Department of Medicinal Chemistry, Institute for Therapeutics Discovery and Development, University of Minnesota, Minneapolis, Minnesota 55414, United States.
Department of Neuroscience, School of Medicine, University of Minnesota, Minneapolis, Minnesota 55414, United States.
ACS Chem Neurosci. 2024 Aug 7;15(15):2703-2718. doi: 10.1021/acschemneuro.4c00062. Epub 2024 Jun 22.

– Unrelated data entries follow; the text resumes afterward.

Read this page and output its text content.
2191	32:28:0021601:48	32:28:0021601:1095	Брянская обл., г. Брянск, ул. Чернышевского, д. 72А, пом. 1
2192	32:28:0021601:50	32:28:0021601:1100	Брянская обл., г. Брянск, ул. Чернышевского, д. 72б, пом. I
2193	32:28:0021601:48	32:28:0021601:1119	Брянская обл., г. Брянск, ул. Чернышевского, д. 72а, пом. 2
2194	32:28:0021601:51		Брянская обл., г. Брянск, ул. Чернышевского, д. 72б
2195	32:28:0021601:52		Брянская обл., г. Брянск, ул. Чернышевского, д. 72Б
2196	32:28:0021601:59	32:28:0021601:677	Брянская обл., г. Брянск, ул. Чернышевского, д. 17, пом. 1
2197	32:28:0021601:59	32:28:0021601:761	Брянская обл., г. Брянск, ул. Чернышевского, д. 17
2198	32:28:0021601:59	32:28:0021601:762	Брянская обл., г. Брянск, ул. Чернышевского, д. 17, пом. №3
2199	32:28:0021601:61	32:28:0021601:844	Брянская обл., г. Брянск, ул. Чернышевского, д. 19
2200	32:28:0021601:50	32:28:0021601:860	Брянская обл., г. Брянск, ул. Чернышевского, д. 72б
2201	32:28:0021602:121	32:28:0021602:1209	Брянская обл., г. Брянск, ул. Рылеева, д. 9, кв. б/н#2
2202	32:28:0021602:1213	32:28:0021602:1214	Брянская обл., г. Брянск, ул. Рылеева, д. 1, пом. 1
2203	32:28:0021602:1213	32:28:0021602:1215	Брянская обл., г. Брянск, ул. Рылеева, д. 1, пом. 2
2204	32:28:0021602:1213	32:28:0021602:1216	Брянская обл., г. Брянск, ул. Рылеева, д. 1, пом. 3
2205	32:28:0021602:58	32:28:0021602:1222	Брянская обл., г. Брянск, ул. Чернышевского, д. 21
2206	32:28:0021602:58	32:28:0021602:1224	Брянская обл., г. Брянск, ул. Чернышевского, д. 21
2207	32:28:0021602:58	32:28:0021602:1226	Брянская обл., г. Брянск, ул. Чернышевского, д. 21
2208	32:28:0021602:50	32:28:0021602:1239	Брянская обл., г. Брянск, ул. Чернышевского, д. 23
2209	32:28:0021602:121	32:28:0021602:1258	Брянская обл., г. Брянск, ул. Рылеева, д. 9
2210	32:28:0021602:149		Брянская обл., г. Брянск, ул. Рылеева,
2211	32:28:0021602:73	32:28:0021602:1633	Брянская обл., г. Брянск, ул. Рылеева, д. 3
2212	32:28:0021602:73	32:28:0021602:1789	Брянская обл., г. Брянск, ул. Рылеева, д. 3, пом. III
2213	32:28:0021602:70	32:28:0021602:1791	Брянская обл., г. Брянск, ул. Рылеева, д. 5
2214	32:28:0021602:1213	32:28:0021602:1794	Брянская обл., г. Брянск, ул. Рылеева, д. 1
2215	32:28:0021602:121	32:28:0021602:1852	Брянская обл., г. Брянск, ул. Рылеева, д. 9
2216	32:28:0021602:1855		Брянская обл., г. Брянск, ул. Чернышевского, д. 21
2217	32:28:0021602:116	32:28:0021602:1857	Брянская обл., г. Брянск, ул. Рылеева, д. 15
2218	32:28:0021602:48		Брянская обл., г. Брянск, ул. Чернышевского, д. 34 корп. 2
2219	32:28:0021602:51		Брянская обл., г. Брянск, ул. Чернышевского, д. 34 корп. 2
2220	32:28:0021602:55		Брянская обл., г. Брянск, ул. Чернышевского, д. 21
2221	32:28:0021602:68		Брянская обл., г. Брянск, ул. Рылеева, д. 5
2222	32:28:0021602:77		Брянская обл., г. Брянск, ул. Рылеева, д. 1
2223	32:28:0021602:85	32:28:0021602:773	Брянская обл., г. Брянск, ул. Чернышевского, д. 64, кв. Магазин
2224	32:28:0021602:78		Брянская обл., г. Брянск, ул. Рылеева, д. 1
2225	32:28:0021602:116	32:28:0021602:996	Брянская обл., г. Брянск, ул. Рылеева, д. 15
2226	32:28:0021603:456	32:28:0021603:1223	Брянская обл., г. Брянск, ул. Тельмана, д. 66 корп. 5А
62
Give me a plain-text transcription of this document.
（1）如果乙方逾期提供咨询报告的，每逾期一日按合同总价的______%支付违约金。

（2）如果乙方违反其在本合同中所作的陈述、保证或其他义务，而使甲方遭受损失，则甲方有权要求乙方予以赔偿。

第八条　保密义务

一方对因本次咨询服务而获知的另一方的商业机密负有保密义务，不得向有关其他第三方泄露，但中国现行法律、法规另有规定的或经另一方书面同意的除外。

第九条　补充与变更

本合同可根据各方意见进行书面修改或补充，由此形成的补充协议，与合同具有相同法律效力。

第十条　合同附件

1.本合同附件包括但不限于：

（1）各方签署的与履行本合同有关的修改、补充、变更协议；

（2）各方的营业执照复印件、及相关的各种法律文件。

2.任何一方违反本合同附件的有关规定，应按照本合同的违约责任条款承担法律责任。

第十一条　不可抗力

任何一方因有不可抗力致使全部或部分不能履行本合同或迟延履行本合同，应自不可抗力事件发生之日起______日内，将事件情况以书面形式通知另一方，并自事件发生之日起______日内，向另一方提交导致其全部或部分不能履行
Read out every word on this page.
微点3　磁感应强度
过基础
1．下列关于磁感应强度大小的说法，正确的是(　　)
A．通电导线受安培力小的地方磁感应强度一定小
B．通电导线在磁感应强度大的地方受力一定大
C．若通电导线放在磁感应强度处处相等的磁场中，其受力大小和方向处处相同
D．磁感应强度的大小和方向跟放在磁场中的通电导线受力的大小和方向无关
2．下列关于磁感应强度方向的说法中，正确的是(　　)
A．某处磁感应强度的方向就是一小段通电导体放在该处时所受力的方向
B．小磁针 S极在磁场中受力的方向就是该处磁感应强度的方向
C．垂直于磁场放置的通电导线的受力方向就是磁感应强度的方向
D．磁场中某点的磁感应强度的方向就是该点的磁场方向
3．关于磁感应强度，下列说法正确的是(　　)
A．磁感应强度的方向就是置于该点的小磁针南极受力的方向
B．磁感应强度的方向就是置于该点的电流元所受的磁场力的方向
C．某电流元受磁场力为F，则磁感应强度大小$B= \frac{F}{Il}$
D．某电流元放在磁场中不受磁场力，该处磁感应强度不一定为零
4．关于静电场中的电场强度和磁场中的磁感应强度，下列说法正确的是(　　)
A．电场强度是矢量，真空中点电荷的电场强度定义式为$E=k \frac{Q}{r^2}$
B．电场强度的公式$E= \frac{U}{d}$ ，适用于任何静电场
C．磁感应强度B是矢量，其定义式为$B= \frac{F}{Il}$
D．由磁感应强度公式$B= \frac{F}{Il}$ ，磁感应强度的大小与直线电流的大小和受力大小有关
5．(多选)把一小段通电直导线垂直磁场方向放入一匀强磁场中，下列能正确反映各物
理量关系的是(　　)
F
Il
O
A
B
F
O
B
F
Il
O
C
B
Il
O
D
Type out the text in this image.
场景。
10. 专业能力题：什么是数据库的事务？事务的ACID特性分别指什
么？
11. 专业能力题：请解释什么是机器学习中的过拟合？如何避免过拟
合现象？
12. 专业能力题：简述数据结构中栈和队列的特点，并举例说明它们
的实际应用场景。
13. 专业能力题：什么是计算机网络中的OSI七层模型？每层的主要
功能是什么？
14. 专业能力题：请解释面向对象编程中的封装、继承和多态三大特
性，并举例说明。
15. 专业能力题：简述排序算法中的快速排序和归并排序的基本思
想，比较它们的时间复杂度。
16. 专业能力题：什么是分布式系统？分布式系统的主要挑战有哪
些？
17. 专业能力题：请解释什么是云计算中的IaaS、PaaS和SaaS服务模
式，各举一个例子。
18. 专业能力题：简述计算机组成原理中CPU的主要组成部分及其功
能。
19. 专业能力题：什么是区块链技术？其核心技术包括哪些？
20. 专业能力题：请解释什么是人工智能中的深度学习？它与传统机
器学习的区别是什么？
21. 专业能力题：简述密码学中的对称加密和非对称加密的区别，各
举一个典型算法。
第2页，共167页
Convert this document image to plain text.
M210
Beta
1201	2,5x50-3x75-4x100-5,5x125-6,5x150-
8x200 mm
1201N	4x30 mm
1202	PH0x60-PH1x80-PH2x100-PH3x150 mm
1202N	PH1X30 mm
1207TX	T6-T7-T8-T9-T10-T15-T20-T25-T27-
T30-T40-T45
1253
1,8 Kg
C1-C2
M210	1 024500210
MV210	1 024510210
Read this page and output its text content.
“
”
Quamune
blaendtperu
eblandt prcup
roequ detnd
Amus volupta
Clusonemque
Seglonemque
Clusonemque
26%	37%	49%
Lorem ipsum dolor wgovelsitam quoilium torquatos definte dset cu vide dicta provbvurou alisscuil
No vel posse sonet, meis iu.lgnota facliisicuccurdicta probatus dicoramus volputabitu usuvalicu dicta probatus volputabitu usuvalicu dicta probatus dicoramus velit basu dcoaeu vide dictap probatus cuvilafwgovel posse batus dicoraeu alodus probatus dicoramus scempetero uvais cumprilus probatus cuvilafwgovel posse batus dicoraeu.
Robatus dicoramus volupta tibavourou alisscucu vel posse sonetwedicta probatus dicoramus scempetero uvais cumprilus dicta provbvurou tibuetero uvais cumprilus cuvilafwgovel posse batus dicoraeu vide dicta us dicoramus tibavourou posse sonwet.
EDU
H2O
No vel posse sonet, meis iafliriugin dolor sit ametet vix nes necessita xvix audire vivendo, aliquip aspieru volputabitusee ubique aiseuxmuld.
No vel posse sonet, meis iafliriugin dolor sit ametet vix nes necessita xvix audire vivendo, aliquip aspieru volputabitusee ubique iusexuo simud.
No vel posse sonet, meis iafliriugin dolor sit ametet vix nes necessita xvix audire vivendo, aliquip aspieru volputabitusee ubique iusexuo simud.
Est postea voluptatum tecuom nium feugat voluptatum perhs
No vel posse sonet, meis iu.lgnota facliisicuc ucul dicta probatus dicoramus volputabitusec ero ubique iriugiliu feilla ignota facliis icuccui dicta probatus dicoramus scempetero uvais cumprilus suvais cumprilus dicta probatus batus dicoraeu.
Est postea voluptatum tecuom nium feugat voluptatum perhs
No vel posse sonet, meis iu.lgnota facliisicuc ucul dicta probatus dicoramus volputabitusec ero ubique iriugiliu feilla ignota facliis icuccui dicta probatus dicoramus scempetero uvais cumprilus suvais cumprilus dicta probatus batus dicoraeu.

Protein kinase CK2 is a holoenzyme composed of two regulatory subunits (CK2β) and two catalytic subunits (CK2α and CK2α'). CK2 controls several cellular processes, including proliferation, inflammation, and cell death. However, CK2α and CK2α' possess different expression patterns and substrates and therefore impact each of these processes differently. Elevated CK2α participates in the development of cancer, while increased CK2α' has been associated with neurodegeneration, especially Huntington's disease (HD). HD is a fatal disease for which no effective therapies are available. Genetic deletion of CK2α' in HD mouse models has ameliorated neurodegeneration. Therefore, pharmacological inhibition of CK2α' presents a promising therapeutic strategy for treating HD. However, current CK2 inhibitors are unable to discriminate between CK2α and CK2α' due to their high structural homology, especially in the targeted ATP-binding site. Using computational analyses, we found a potential type IV ("D" pocket) allosteric site that contained different residues between CK2α and CK2α' and was distal from the ATP-binding pocket featured in both kinases. We decided to look for allosteric modulators that might interact in a biased fashion with the type IV pocket on both CK2α and CK2α'. We screened a commercial library containing ∼29,000 allosteric-kinase-inhibitor-like compounds using a CK2α' activity-dependent ADP-Glo Kinase assay. Obtained hits were counter-screened against CK2α using the ADP-Glo Kinase assay, revealing two CK2α'-biased compounds. These two compounds might serve as the basis for further medicinal chemistry optimization for the potential treatment of HD.
蛋白激酶 CK2 是一种由两个调节亚基(CK2β)和两个催化亚基(CK2α 和 CK2α')组成的全酶。CK2 控制着多种细胞过程,包括增殖、炎症和细胞死亡。然而,CK2α 和 CK2α' 具有不同的表达模式和底物,因此对这些过程的影响也不同。升高的 CK2α 参与癌症的发生,而增加的 CK2α' 与神经退行性变有关,特别是亨廷顿病(HD)。HD 是一种致命的疾病,目前尚无有效的治疗方法。在 HD 小鼠模型中基因敲除 CK2α' 可改善神经退行性变。因此,抑制 CK2α' 的药理学方法为治疗 HD 提供了一种很有前途的治疗策略。然而,由于 CK2α 和 CK2α' 的结构高度同源,尤其是在靶向 ATP 结合位点,目前的 CK2 抑制剂无法区分它们。通过计算分析,我们发现了一个潜在的第四种(“D”口袋)变构位点,该位点在 CK2α 和 CK2α' 之间包含不同的残基,并且远离两种激酶都具有的 ATP 结合口袋。我们决定寻找可能以偏向方式与 CK2α 和 CK2α' 的第四种口袋相互作用的变构调节剂。我们使用 CK2α' 活性依赖性 ADP-Glo 激酶测定法筛选了一个包含约 29000 种变构激酶抑制剂样化合物的商业文库。获得的命中化合物使用 ADP-Glo 激酶测定法针对 CK2α 进行了再次筛选,发现了两种 CK2α' 偏向化合物。这两种化合物可能为进一步的药物化学优化提供基础,以潜在治疗 HD。